Éducation : les étudiants et le temps
Sans le cellulaire à l’école, les jeunes perdent leurs repères pour connaître l’heure.
« Les jeunes demandent beaucoup l’heure. Ça ne semble pas être acquis de lire les horloges », souligne le directeur de l’école secondaire du Grand-Coteau, Marc-André Meunier.
Le sujet a fait les manchettes à la suite de la rentrée scolaire. Sans cellulaire, ni montre intelligente, les élèves n’ont pas accès à l’heure, ce qui occasionne pour certains des retards en classe.
L’école secondaire du Grand-Coteau est considérée comme une plus petite école, selon le directeur. La configuration des lieux évite aux élèves de se retrouver isolés. « Je ne dirais pas qu’il y a des retards. Par contre, nous avons reçu le commentaire des élèves et je me suis fait demander l’heure souvent. Nous sommes donc en réflexion sur la façon d’intégrer des cadrans numériques à certains endroits.
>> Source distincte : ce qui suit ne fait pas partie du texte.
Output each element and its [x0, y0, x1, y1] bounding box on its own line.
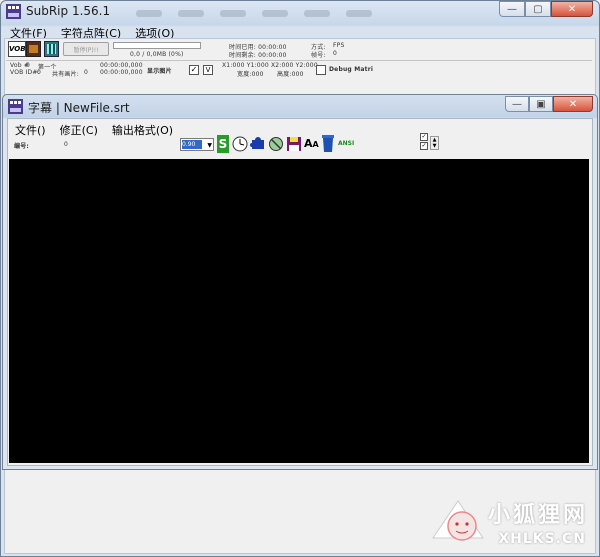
sub-maximize-button[interactable]: ▣: [529, 96, 553, 112]
clock-icon[interactable]: [232, 136, 248, 152]
main-titlebar[interactable]: SubRip 1.56.1 — ▢ ✕: [1, 1, 599, 23]
close-icon: ✕: [568, 98, 578, 110]
subtitle-titlebar[interactable]: 字幕 | NewFile.srt — ▣ ✕: [3, 95, 597, 117]
main-window-controls: — ▢ ✕: [499, 1, 593, 17]
number-value: 0: [64, 141, 69, 148]
width-readout: 宽度:000: [237, 71, 264, 78]
end-time: 00:00:00,000: [100, 69, 143, 76]
save-icon[interactable]: [286, 136, 302, 152]
ansi-label: ANSI: [338, 140, 355, 147]
timing-combo-value: 0.90: [182, 140, 202, 149]
timing-combo[interactable]: 0.90 ▼: [180, 138, 214, 151]
top-check-1[interactable]: ✓: [420, 133, 428, 141]
start-time: 00:00:00,000: [100, 62, 143, 69]
coords-readout: X1:000 Y1:000 X2:000 Y2:000: [222, 62, 318, 69]
sub-menu-output-format[interactable]: 输出格式(O): [110, 121, 175, 139]
subtitle-window: 字幕 | NewFile.srt — ▣ ✕ 文件() 修正(C) 输出格式(O…: [2, 94, 598, 470]
total-label: 共有画片:: [52, 71, 80, 78]
progress-bar: [113, 42, 201, 49]
maximize-icon: ▣: [536, 98, 546, 110]
subtitle-preview-area: [9, 159, 589, 463]
progress-text: 0,0 / 0,0MB (0%): [130, 51, 184, 58]
show-image-label: 显示图片: [147, 68, 172, 75]
debug-matrix-label: Debug Matri: [329, 66, 374, 73]
frame-value: 0: [333, 50, 338, 57]
maximize-icon: ▢: [533, 3, 543, 15]
total-value: 0: [84, 69, 89, 76]
vob-id-value: 0: [37, 69, 42, 76]
subrip-app-icon: [6, 4, 21, 19]
debug-matrix-checkbox[interactable]: [316, 65, 326, 75]
check-mark-icon: ✓: [421, 133, 427, 140]
vob-value: 0: [26, 62, 31, 69]
subtitle-menubar: 文件() 修正(C) 输出格式(O): [13, 121, 175, 139]
toolbar-separator: [6, 60, 592, 61]
sub-menu-fix[interactable]: 修正(C): [58, 121, 100, 139]
maximize-button[interactable]: ▢: [525, 1, 551, 17]
sub-menu-file[interactable]: 文件(): [13, 121, 48, 139]
trash-icon[interactable]: [321, 134, 335, 153]
minimize-icon: —: [512, 98, 522, 110]
close-icon: ✕: [567, 3, 577, 15]
fox-logo-icon: [432, 500, 484, 541]
font-size-icon[interactable]: AA: [304, 136, 319, 153]
check-mark-icon: ✓: [190, 65, 198, 74]
puzzle-icon[interactable]: [250, 136, 266, 152]
matrix-icon[interactable]: [44, 41, 59, 57]
top-check-2[interactable]: ✓: [420, 142, 428, 150]
frame-label: 帧号:: [311, 52, 326, 59]
show-image-checkbox[interactable]: ✓: [189, 65, 199, 75]
v-checkbox[interactable]: V: [203, 65, 213, 75]
chevron-down-icon: ▼: [207, 142, 212, 149]
time-left: 时间剩余: 00:00:00: [229, 52, 287, 59]
subtitle-client-area: 文件() 修正(C) 输出格式(O) 编号: 0 0.90 ▼ S AA ANS…: [7, 118, 593, 466]
sub-minimize-button[interactable]: —: [505, 96, 529, 112]
main-window-title: SubRip 1.56.1: [26, 4, 111, 18]
minimize-button[interactable]: —: [499, 1, 525, 17]
vob-open-icon[interactable]: VOB: [8, 41, 26, 57]
mode-value: FPS: [333, 42, 345, 49]
watermark-cn: 小狐狸网: [487, 503, 588, 528]
split-icon[interactable]: S: [217, 135, 229, 153]
spinner-icon[interactable]: ▲ ▼: [430, 136, 439, 150]
number-label: 编号:: [14, 143, 29, 150]
sub-close-button[interactable]: ✕: [553, 96, 593, 112]
vob-id-label: VOB ID#:: [10, 69, 40, 76]
subtitle-window-controls: — ▣ ✕: [505, 96, 593, 112]
check-mark-icon: ✓: [421, 142, 427, 149]
pause-button-label: 暂停(P)!!: [73, 46, 99, 54]
minimize-icon: —: [507, 3, 517, 15]
no-symbol-icon[interactable]: [268, 136, 284, 152]
subtitle-window-icon: [8, 99, 23, 114]
blurred-background-tabs: [136, 10, 372, 17]
watermark-en: XHLKS.CN: [498, 531, 586, 547]
film-icon[interactable]: [26, 41, 41, 57]
pause-button[interactable]: 暂停(P)!!: [63, 42, 109, 56]
v-checkbox-label: V: [205, 66, 211, 74]
subtitle-window-title: 字幕 | NewFile.srt: [28, 101, 130, 115]
close-button[interactable]: ✕: [551, 1, 593, 17]
height-readout: 高度:000: [277, 71, 304, 78]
Nous sommes en processus d’acquisition », affirme Marc-André Meunier.
École secondaire du Mont-Bruno
« Ça doit faire au moins cinq, sinon dix ans, que les jeunes ne connaissent plus l’heure », renchérit le directeur de l’école secondaire du Mont-Bruno, Robert D’Aquila.
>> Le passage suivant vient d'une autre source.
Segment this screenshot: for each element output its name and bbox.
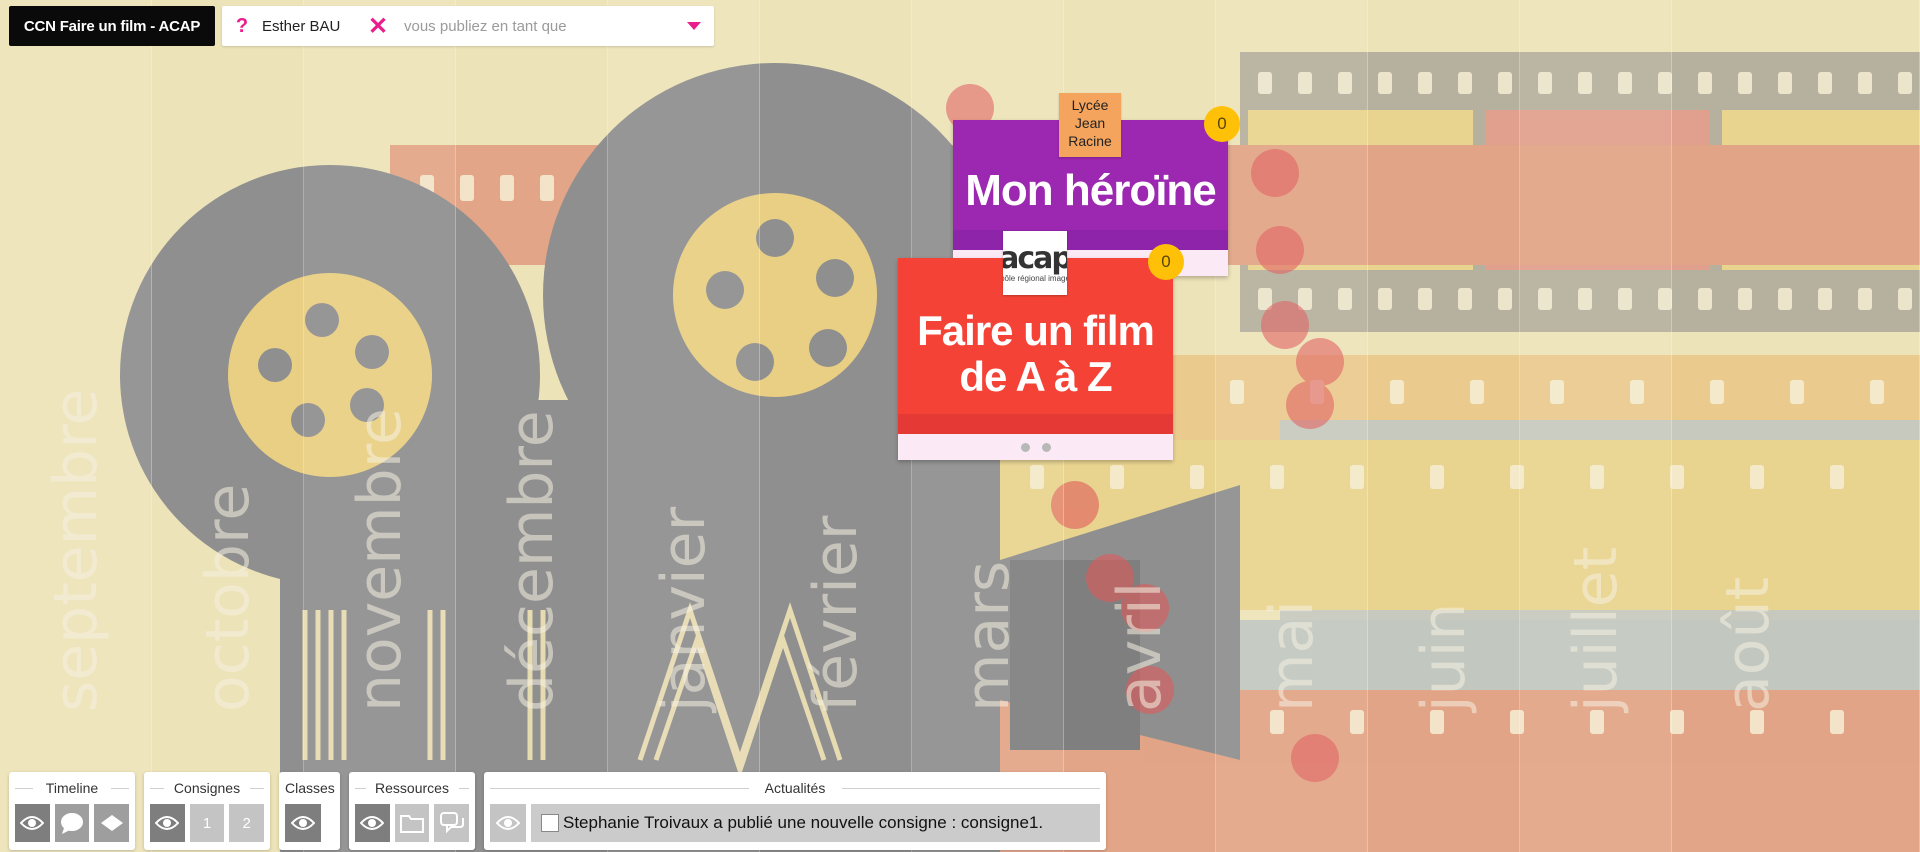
month-column-october[interactable]: octobre bbox=[152, 0, 304, 852]
logo-text: acap bbox=[1003, 240, 1067, 276]
month-column-july[interactable]: juillet bbox=[1520, 0, 1672, 852]
divider bbox=[355, 788, 366, 789]
month-label: juillet bbox=[1560, 546, 1631, 712]
divider bbox=[490, 788, 749, 789]
news-thumbnail bbox=[541, 814, 559, 832]
author-tag: Lycée Jean Racine bbox=[1059, 93, 1121, 157]
consigne-page-2[interactable]: 2 bbox=[229, 804, 265, 842]
comment-icon[interactable] bbox=[54, 804, 90, 842]
consignes-panel: Consignes 1 2 bbox=[144, 772, 270, 850]
author-tag-line: Jean bbox=[1074, 115, 1106, 131]
pagination-dot[interactable] bbox=[1020, 442, 1030, 452]
month-column-december[interactable]: décembre bbox=[456, 0, 608, 852]
month-column-february[interactable]: février bbox=[760, 0, 912, 852]
layers-icon[interactable] bbox=[94, 804, 130, 842]
divider bbox=[15, 788, 33, 789]
divider bbox=[841, 788, 1100, 789]
publish-as-select[interactable]: vous publiez en tant que bbox=[398, 18, 674, 35]
panel-title: Consignes bbox=[150, 778, 264, 798]
panel-title: Timeline bbox=[15, 778, 129, 798]
month-label: octobre bbox=[192, 483, 263, 712]
classes-panel: Classes bbox=[279, 772, 340, 850]
card-title: Mon héroïne bbox=[965, 166, 1217, 215]
logo-subtext: pôle régional image bbox=[1003, 273, 1067, 283]
news-item[interactable]: Stephanie Troivaux a publié une nouvelle… bbox=[531, 804, 1100, 842]
news-text: Stephanie Troivaux a publié une nouvelle… bbox=[563, 813, 1044, 832]
consigne-page-1[interactable]: 1 bbox=[189, 804, 225, 842]
card-strip bbox=[898, 414, 1173, 434]
eye-icon[interactable] bbox=[285, 804, 321, 842]
month-label: novembre bbox=[344, 408, 415, 712]
month-label: février bbox=[800, 515, 871, 712]
divider bbox=[150, 788, 165, 789]
month-column-august[interactable]: août bbox=[1672, 0, 1920, 852]
month-label: juin bbox=[1408, 602, 1479, 712]
author-tag-line: Racine bbox=[1068, 133, 1112, 149]
timeline-panel: Timeline bbox=[9, 772, 135, 850]
divider bbox=[458, 788, 469, 789]
help-icon[interactable]: ? bbox=[222, 15, 262, 38]
user-bar: ? Esther BAU ✕ vous publiez en tant que bbox=[222, 6, 714, 46]
actualites-panel: Actualités Stephanie Troivaux a publié u… bbox=[484, 772, 1106, 850]
panel-title: Actualités bbox=[490, 778, 1100, 798]
eye-icon[interactable] bbox=[15, 804, 50, 842]
chevron-down-icon[interactable] bbox=[674, 22, 714, 30]
panel-title: Classes bbox=[285, 780, 335, 796]
card-title-line: Faire un film bbox=[917, 307, 1155, 354]
card-title-line: de A à Z bbox=[959, 353, 1112, 400]
month-label: mai bbox=[1256, 600, 1327, 712]
month-label: avril bbox=[1104, 581, 1175, 712]
card-strip bbox=[953, 230, 1228, 250]
month-column-september[interactable]: septembre bbox=[0, 0, 152, 852]
month-column-june[interactable]: juin bbox=[1368, 0, 1520, 852]
logout-icon[interactable]: ✕ bbox=[358, 12, 398, 41]
card-title: Faire un film de A à Z bbox=[898, 308, 1173, 400]
eye-icon[interactable] bbox=[490, 804, 526, 842]
month-label: septembre bbox=[40, 388, 111, 713]
ressources-panel: Ressources bbox=[349, 772, 475, 850]
divider bbox=[111, 788, 129, 789]
author-tag-line: Lycée bbox=[1071, 97, 1109, 113]
month-label: janvier bbox=[648, 506, 719, 712]
panel-title: Ressources bbox=[355, 778, 469, 798]
month-column-january[interactable]: janvier bbox=[608, 0, 760, 852]
month-column-november[interactable]: novembre bbox=[304, 0, 456, 852]
pagination-dot[interactable] bbox=[1041, 442, 1051, 452]
month-label: août bbox=[1713, 576, 1783, 712]
folder-icon[interactable] bbox=[394, 804, 430, 842]
card-pagination bbox=[898, 434, 1173, 460]
course-title-button[interactable]: CCN Faire un film - ACAP bbox=[9, 6, 215, 46]
chat-icon[interactable] bbox=[434, 804, 470, 842]
divider bbox=[249, 788, 264, 789]
eye-icon[interactable] bbox=[355, 804, 390, 842]
comment-count-badge[interactable]: 0 bbox=[1204, 106, 1240, 142]
acap-logo: acap pôle régional image bbox=[1003, 231, 1067, 295]
month-label: décembre bbox=[496, 410, 567, 712]
eye-icon[interactable] bbox=[150, 804, 185, 842]
comment-count-badge[interactable]: 0 bbox=[1148, 244, 1184, 280]
user-name[interactable]: Esther BAU bbox=[262, 18, 358, 35]
month-label: mars bbox=[952, 560, 1023, 712]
Selon lui, les jeunes ont perdu leurs repères avec la venue du numérique. « Ils n’ont pas été sensibilisés à cela. Ça doit faire dix ans que l’on travaille là-dessus, surtout les enseignants en mathématiques, qui doivent revoir leur approche. Les élèves n’ont plus de repères », ajoute M. D’Aquila, qui évoque un retour du balancier.
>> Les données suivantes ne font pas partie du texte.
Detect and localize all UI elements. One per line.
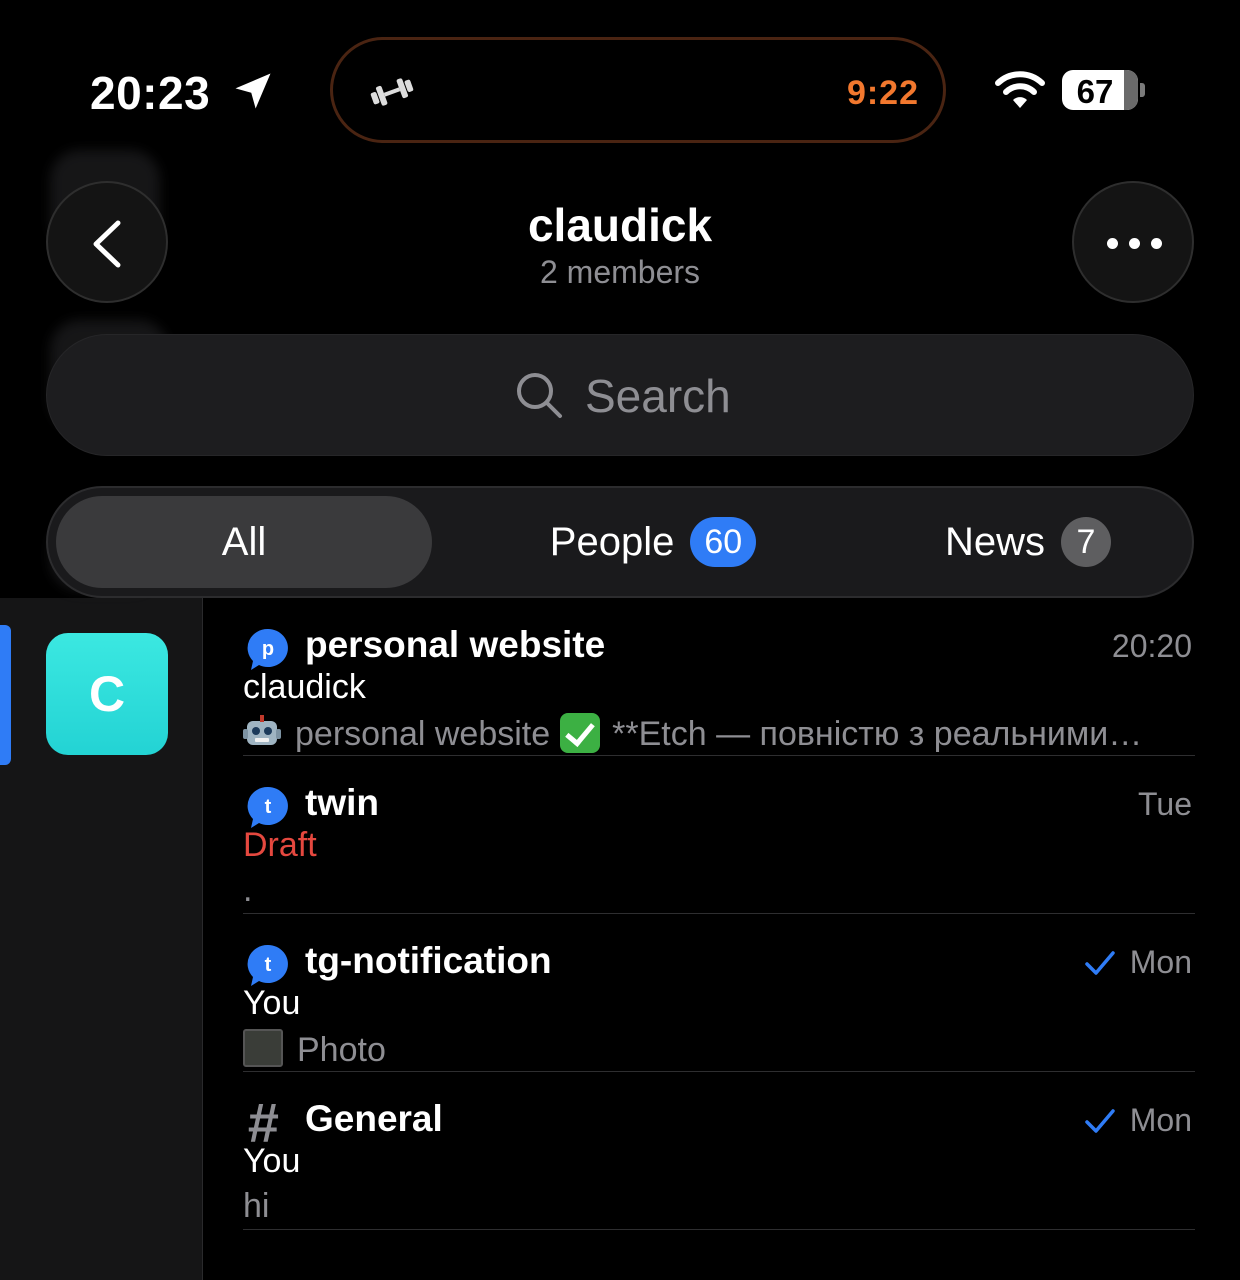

« À l’agora et à la cafétéria, tout est analogique. Un élève qui arrive en retard, ça ne date pas d’hier. Même avec leurs téléphones cellulaires, ils arrivaient en retard, malgré deux et trois alertes différentes », poursuit-il.
Les retards ne sont pas à la hausse. Toutefois, les règles du code de vie de l’école ont permis de resserrer la tolérance en ce sens. « Ça devenait un problème, même avec le cellulaire en leur possession. »
Collège Trinité
Le phénomène des retards en classe n’a pas été observé au Collège Trinité. Il faut rappeler que le cellulaire est interdit dans cette école depuis plus longtemps que l’ensemble des établissements scolaires de la province.
L’heure est indiquée par une horloge analogique dans chaque classe. Elle apparaît aussi sur les écrans installés dans les couloirs et les cafétérias.
« Il est toujours permis aux élèves d’avoir une montre traditionnelle », note la porte-parole de l’établissement, Stéphanie Hamel.
Pour informer les étudiants sur l’heure, il y a aussi, dans la plupart des écoles, une cloche qui retentit à quelques reprises pour annoncer le début et la fin des cours, de même que la fin des pauses.